Not your fault, she said. You were kind.
“No. I wasn’t,” I said.
You were, she said.
We laugh
ed.
(We did.)
You tried, she said.
“I failed.”
You tried, she repeated. You cared.
“I still care.”
Yes, you do, she said. I can see that, even from here.
“You should never have—”
Shhh, she hushed.
“But—”
I got worn out, she said. I made a choice.
“A bad one,” I said.
She said she was sorry.
“Are you okay?” I asked.
(No answer.)
“Are you?” I repeated.
She smiled, ever so faintly, a whisper of sadness in her eyes.
“You should have stayed,” I said.
Her shoulders lifted ever so slightly, fell again. A shrug, resigned.
I never loved anyone, she said. Ever. Please make that your gift to me.
“What?”
Love someone. Live long and love someone with all your heart, she told me.
“I will, I will,” I promised.
Thank you, she said.
“Thank you,” I answered.
(A pause, a wave, and gone again. Oblivion, painlessness, death.)
I stared wild-eyed into the trembling sky, at the ground below, at the leaves whispering in the trees. I felt like I was in a mystical place, touched by magic. She was fading from sight. And I knew this twilight was our last.
“Don’t leave,” I said.
No reply.
(Gone, gone, gone.)
My head dropped, my body shivered in the echo of our brief meeting.
I thought of Romeo and Juliet. How he raced to meet her in death. “Never was a story of more woe…”

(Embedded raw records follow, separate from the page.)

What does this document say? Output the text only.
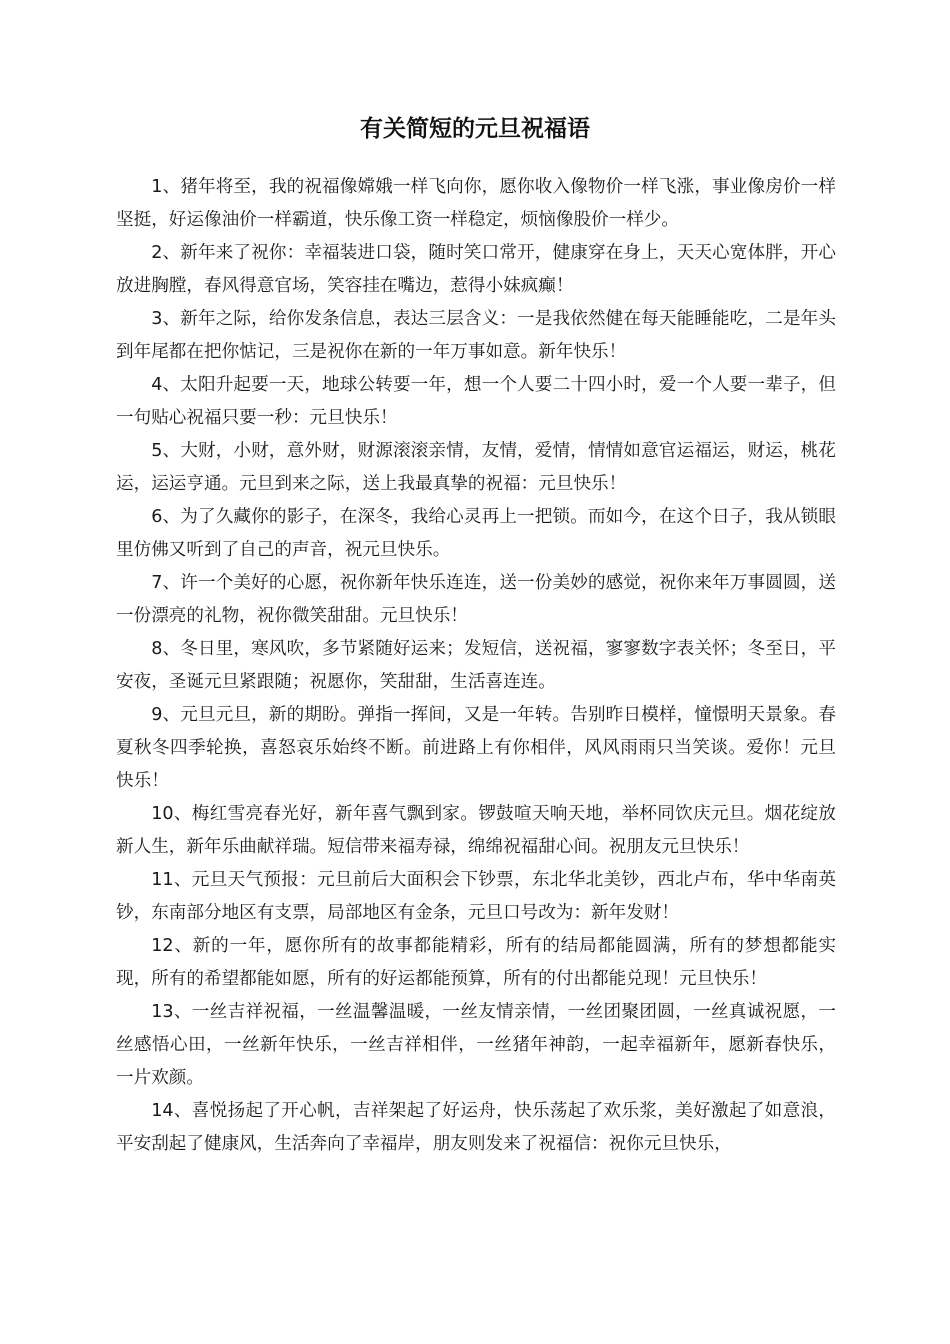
有关简短的元旦祝福语

1、猪年将至，我的祝福像嫦娥一样飞向你，愿你收入像物价一样飞涨，事业像房价一样坚挺，好运像油价一样霸道，快乐像工资一样稳定，烦恼像股价一样少。

2、新年来了祝你：幸福装进口袋，随时笑口常开，健康穿在身上，天天心宽体胖，开心放进胸膛，春风得意官场，笑容挂在嘴边，惹得小妹疯癫！

3、新年之际，给你发条信息，表达三层含义：一是我依然健在每天能睡能吃，二是年头到年尾都在把你惦记，三是祝你在新的一年万事如意。新年快乐！

4、太阳升起要一天，地球公转要一年，想一个人要二十四小时，爱一个人要一辈子，但一句贴心祝福只要一秒：元旦快乐！

5、大财，小财，意外财，财源滚滚亲情，友情，爱情，情情如意官运福运，财运，桃花运，运运亨通。元旦到来之际，送上我最真挚的祝福：元旦快乐！

6、为了久藏你的影子，在深冬，我给心灵再上一把锁。而如今，在这个日子，我从锁眼里仿佛又听到了自己的声音，祝元旦快乐。

7、许一个美好的心愿，祝你新年快乐连连，送一份美妙的感觉，祝你来年万事圆圆，送一份漂亮的礼物，祝你微笑甜甜。元旦快乐！

8、冬日里，寒风吹，多节紧随好运来；发短信，送祝福，寥寥数字表关怀；冬至日，平安夜，圣诞元旦紧跟随；祝愿你，笑甜甜，生活喜连连。

9、元旦元旦，新的期盼。弹指一挥间，又是一年转。告别昨日模样，憧憬明天景象。春夏秋冬四季轮换，喜怒哀乐始终不断。前进路上有你相伴，风风雨雨只当笑谈。爱你！元旦快乐！

10、梅红雪亮春光好，新年喜气飘到家。锣鼓喧天响天地，举杯同饮庆元旦。烟花绽放新人生，新年乐曲献祥瑞。短信带来福寿禄，绵绵祝福甜心间。祝朋友元旦快乐！

11、元旦天气预报：元旦前后大面积会下钞票，东北华北美钞，西北卢布，华中华南英钞，东南部分地区有支票，局部地区有金条，元旦口号改为：新年发财！

12、新的一年，愿你所有的故事都能精彩，所有的结局都能圆满，所有的梦想都能实现，所有的希望都能如愿，所有的好运都能预算，所有的付出都能兑现！元旦快乐！

13、一丝吉祥祝福，一丝温馨温暖，一丝友情亲情，一丝团聚团圆，一丝真诚祝愿，一丝感悟心田，一丝新年快乐，一丝吉祥相伴，一丝猪年神韵，一起幸福新年，愿新春快乐，一片欢颜。

14、喜悦扬起了开心帆，吉祥架起了好运舟，快乐荡起了欢乐浆，美好激起了如意浪，平安刮起了健康风，生活奔向了幸福岸，朋友则发来了祝福信：祝你元旦快乐，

It was not a move I’d make.
She was real. It was real. And I would remember, always, the cold touch of her finger on my lips.
Dusk now, now darkness.
Night fell fast.
Then: what’s this?
A firefly appeared, and another, and another. A sudden miracle of fireflies in the night sky, floating lights flashing bright, and gone, and burning again in the silent dark.
I had to shake my head and smile.
Afterward, I gathered up what little was left of the scattered shrine, almost nothing. I left the bracelet for her, for the wind and rain and the eternal night to steal away, and bowed my head, and disappeared.